Let’s explore the fundamental role of police in this society.  

Andrew Hacker put it this way — at the end of slavery the nation found it expedient to maintain Blacks as a subordinate cast. But given their admission to citizenship, new controls had to be devised to keep them in place. One was to give the police a long leash devising ways to absolve them if they went too far with their powers.  

Surely, policing has changed since the days of patty rollers and slave catchers, but I pose this question: Has the legacy of this history been eradicated, annihilated or institutionalized? 

The report of the National Advisory Commission on Civil Disorders had a treasure trove of suggested police reforms. There was a significant push for police reform called ‘community policing’ in the early 1970’s.  

Fundamental police reform still did not come. Why?  

The policing culture rejected the ideas. Such rejection was supported by labor unions and not insisted upon by elected officials. Why? 

Clearly the issue was not important enough to engage the previously mentioned forces in a difficult confrontation. But let’s keep this in mind: Police reforms are important but cannot alone solve the true underlying problem of inequality.  

My challenge to police chiefs is to advocate for the transformational changes that we all know alter crime and break the cycle of criminality. These include employment status, poverty, substandard education, substance abuse, and even benign neglect in public health. 

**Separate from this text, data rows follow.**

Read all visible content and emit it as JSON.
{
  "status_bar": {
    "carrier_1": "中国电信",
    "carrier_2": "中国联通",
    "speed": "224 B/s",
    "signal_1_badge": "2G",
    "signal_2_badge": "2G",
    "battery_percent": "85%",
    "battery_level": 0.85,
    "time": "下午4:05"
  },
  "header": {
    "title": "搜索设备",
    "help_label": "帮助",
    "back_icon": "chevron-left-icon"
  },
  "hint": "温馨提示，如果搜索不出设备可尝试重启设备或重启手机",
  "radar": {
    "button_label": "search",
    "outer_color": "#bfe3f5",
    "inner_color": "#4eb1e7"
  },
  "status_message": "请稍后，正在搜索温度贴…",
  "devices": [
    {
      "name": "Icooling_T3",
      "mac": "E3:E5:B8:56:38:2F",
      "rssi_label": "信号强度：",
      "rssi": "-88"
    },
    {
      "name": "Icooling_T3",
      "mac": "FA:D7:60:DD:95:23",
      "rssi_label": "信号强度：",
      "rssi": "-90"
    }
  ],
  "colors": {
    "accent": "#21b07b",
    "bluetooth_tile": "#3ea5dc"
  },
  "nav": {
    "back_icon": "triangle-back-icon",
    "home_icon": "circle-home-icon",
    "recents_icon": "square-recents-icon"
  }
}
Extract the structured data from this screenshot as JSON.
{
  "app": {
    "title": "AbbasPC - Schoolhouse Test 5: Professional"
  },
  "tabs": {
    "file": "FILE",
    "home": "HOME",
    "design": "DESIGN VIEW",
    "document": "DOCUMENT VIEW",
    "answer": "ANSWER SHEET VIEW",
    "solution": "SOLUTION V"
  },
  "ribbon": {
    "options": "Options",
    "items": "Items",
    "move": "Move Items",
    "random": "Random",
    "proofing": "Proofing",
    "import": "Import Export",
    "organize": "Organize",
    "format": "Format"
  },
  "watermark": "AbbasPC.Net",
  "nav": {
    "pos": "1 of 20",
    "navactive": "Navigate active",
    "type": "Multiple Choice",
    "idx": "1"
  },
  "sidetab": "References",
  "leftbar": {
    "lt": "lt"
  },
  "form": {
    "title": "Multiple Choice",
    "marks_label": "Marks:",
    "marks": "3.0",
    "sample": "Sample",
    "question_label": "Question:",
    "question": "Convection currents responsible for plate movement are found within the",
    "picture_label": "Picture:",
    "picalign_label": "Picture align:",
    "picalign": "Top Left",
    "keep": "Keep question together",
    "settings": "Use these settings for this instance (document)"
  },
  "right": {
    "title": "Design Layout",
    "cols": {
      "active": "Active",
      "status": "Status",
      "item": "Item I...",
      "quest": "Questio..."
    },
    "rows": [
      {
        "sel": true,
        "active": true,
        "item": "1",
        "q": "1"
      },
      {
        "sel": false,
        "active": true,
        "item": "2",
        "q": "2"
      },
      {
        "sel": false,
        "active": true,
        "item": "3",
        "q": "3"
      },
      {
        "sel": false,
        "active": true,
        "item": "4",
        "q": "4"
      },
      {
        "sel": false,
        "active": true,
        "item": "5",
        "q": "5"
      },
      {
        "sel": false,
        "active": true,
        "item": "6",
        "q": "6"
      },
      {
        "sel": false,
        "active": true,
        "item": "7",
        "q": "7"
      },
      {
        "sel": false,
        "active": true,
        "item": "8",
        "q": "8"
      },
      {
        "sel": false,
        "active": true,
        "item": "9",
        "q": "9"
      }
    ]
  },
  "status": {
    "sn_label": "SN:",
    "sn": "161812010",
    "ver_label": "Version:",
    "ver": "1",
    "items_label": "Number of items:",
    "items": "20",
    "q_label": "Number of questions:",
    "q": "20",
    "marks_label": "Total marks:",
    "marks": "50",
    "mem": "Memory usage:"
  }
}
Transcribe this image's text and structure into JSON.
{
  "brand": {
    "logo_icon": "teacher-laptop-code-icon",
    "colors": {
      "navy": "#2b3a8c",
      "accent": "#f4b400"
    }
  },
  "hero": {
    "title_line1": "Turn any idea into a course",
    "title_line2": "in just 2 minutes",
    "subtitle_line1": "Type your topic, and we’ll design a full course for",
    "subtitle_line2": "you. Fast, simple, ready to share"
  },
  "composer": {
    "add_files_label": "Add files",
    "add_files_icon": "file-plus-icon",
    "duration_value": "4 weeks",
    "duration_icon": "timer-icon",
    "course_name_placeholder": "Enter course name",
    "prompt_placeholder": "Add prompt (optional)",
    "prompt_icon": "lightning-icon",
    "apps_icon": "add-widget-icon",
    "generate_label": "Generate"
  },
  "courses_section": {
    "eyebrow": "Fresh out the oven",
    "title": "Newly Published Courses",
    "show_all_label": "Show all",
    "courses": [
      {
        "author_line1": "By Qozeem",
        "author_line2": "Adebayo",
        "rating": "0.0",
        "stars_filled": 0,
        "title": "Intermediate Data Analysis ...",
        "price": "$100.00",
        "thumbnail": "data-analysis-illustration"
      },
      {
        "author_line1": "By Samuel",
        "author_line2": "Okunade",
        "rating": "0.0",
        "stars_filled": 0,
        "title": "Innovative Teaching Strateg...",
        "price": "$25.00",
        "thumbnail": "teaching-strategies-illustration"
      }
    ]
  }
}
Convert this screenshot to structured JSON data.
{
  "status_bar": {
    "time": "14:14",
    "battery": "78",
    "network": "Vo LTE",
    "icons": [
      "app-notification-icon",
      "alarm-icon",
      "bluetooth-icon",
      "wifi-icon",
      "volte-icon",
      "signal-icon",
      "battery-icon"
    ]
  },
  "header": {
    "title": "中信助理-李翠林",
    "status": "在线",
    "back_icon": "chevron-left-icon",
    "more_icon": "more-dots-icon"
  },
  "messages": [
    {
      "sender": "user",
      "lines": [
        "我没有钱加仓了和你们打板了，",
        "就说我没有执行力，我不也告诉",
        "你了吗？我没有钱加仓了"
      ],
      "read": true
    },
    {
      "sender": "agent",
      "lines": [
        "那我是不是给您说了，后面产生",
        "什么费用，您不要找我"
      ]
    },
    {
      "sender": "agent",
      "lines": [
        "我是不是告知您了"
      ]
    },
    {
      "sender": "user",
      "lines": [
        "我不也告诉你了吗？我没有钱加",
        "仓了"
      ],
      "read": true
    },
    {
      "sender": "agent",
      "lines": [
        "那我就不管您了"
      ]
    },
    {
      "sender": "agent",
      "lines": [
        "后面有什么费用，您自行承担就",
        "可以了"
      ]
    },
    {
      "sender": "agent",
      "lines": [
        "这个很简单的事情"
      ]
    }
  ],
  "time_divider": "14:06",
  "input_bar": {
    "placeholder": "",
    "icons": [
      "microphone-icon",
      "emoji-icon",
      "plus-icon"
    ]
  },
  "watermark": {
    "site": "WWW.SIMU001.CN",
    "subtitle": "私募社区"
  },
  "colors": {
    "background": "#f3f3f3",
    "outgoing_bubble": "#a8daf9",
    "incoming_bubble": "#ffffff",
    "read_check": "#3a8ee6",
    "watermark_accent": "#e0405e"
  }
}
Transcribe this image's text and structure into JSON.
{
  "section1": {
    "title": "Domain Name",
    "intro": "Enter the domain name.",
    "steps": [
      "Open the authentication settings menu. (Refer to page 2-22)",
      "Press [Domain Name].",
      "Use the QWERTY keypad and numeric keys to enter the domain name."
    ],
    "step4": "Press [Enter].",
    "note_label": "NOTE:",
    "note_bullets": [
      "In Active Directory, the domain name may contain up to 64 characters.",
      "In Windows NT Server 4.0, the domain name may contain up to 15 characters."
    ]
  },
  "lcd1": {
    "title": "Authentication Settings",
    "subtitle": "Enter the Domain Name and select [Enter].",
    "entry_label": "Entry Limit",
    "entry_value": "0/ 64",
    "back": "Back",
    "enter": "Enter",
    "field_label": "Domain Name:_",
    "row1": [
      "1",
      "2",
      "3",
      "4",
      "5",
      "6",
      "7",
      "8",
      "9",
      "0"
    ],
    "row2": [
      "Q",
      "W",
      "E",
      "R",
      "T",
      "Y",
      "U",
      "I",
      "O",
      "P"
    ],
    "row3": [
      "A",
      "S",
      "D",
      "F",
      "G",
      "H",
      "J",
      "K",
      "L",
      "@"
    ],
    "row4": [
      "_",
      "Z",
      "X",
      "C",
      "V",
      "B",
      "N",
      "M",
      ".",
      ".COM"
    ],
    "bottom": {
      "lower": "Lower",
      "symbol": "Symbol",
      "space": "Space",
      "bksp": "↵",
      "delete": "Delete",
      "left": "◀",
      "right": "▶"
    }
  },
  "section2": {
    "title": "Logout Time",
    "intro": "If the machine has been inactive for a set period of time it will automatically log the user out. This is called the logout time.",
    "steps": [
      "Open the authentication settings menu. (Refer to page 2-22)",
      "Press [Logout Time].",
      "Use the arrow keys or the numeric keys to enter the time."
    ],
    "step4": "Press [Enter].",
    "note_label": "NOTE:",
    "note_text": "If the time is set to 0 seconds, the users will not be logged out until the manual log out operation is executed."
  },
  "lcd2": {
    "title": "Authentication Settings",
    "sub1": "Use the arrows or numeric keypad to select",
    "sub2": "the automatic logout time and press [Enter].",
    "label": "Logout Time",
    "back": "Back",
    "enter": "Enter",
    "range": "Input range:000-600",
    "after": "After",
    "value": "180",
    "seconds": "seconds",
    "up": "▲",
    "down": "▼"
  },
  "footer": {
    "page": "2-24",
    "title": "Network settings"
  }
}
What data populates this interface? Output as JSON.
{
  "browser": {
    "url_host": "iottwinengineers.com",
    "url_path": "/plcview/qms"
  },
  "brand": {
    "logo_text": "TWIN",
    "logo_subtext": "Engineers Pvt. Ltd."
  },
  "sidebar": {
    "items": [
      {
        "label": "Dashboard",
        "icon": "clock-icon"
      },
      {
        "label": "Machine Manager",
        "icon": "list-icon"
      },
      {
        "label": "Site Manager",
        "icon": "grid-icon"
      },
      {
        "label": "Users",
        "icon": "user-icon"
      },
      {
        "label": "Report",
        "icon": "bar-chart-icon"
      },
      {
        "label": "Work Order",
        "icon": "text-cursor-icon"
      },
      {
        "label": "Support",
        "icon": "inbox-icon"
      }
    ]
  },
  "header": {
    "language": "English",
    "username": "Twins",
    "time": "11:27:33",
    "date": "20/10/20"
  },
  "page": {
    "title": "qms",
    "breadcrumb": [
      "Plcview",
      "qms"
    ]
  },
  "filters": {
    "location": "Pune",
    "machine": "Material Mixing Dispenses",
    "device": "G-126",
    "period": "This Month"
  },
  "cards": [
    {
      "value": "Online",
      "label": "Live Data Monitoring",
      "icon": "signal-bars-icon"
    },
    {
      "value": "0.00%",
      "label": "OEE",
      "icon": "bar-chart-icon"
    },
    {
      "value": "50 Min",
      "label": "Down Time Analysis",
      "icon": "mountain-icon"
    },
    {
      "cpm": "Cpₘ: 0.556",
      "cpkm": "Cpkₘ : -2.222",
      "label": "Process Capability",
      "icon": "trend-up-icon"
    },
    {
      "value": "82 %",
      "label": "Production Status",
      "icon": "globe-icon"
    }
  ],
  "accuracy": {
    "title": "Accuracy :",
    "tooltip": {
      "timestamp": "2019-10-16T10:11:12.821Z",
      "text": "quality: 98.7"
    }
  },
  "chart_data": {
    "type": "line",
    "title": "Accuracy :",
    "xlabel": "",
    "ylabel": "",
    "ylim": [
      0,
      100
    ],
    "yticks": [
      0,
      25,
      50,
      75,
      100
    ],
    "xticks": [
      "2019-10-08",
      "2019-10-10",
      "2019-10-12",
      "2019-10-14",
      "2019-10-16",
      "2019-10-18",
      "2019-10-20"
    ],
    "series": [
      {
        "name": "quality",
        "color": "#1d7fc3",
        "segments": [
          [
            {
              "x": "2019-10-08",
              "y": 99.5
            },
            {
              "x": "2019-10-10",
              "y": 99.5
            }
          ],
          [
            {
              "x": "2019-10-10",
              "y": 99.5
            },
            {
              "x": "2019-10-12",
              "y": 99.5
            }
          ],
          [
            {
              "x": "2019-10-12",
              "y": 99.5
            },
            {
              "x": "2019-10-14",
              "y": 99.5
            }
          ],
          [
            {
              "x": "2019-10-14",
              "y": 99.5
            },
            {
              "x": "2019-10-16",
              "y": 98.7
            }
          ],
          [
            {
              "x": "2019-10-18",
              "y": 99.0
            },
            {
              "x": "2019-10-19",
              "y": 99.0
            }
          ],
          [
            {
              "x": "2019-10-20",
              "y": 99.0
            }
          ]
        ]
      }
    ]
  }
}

// What role should police unions play in a world of police reform?

Police unions have fairly been categorized as opposed to all progressive change to the law enforcement profession. There is one report that police unions even opposed having officers wearing name tags for the purpose of identification. Any reforms that increase officer accountability is opposed by unions.  

While unions are an impediment to progressive change, the union itself did not give themselves the leverage it now has. Elected representatives did. 

Politicians may well be attracted by money, potential votes and the desire to avoid incendiary rhetoric that casts them as soft on crime. Therefore, pro police union politicians are complicit and should be held accountable for enabling these oppositions to reform. 

// Where do you see the Black Lives Matter movement going? What do you hope it accomplishes?

I hope the Black Lives Matter movement persists. It must.

The Montgomery Bus Boycott lasted for 381 days. It must be effectuated in the streets, the ballot box, the courtroom, the boardroom and the classroom. I am inspired that it is a “movement not a moment”.

The movement can create fundamental change. Although there are those that oppose Black Lives Matter, it is the sentiment that expresses the energy and the hope to make this society meet its aspirational goals.  

I know that the Black community should select our own allies rather than to allow others to select them for us.

Malcolm X once said, “I for one will join in with anyone — no matter what color you are — so long as you want to change this miserable condition that exists on this earth.”